An honest-to-god gospel group, The McCrary Sisters, smoothed out “Pledging My Time”’s herky-jerk blues timing with some beautiful harmonies. They’d pop back up throughout the night to guide us through Dylan’s Christian era, which included a triumphant finale in “Gotta Serve Somebody.”
The respectable, modern countrypolitan gentlemen of The Cactus Blossoms rendered us a version of “Visions of Johanna” that dignified the song’s lyricism. Here I’ll admit I got a little giddy. Ever since I first heard it as a teenager, the line “in this room the heat pipes just coughed” has always set a certain mood and sense of place that brings the rest of the song to life for me.
Hamilton Leithauser came onstage for “One Of Us Must Know (Sooner or Later).” A small complaint: while Leithauser is the perfect singer for this song, this performance felt overly restrained compared to what’s on Blonde on Blonde, not to mention his work with The Walkmen. (If you’re unfamiliar, watch this.) The band opted for some gentle mandolin plucking in place of the original song’s wild, piercing organ solos, which left me a little cold, though they did get the soft-loud dynamics right.

The other representative from the early 2000s indie-rock delegation for the evening was Craig Finn, whose own work with The Hold Steady creates an allusive, small-town mythos that “Stuck Inside of Mobile with the Memphis Blues Again” would’ve fit perfectly into. Shakespeare talking to French girls walked so that Charlemagne could run … in his sweatpants.
Nellie McKay gave us a scratchy, spunky, fun “Temporary Like Achilles,” a song I’ve always liked but that Dylan apparently has never played live? I find that shocking given how much fun McKay had with it.
But the pièce de résistance was Natalie Merchant’s exquisite “Sad-Eyed Lady of the Lowlands,” a song she commanded fully from end to end. The players onstage with her, which included The Cactus Blossoms on backup vocals, each seemed to straighten up whenever Merchant gave him her full attention, which would shift from player to player as the song rose and fell with its hymnic chorus.

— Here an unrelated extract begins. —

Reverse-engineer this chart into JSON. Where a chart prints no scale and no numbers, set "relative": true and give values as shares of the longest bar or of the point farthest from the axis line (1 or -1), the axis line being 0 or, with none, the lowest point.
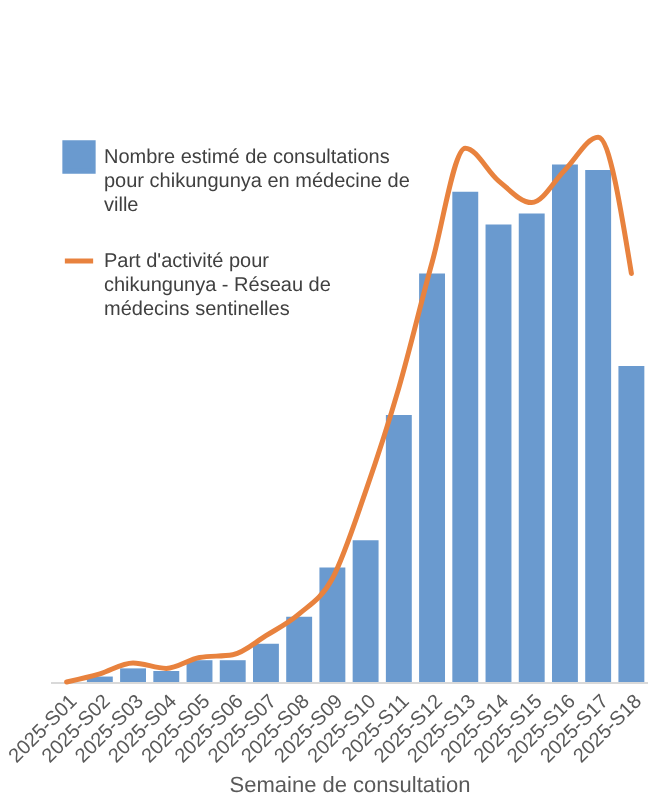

The anniversary record finished, everything loosened up a little bit and Doug Keith and his band were released to rove about Dylan’s discography. For me the peak of the second set was The McCrary Sisters’ three-song run in the middle, which featured the three of them leading on “What Good Am I” before they backed up Merchant on “Ring Them Bells” and Finn on “Where Are You Tonight? (Journey Through Dark Heat).” New interpretations of a single album aside, excavating hidden gems from albums like Oh Mercy and Street-Legal is what nights like “Sooner or Later” oughta be about.
Speaking of which, the Dylan Center seems to be inspiring this kind of behavior just by existing. Last year when GenZ rock wunderkind MJ Lenderman stopped at Cain’s, he played “Something There Is About You,” a choice of cover that sent me deep into Planet Waves, a Dylan record that I had previously overlooked. The future of Dylan appreciation looks bright to me.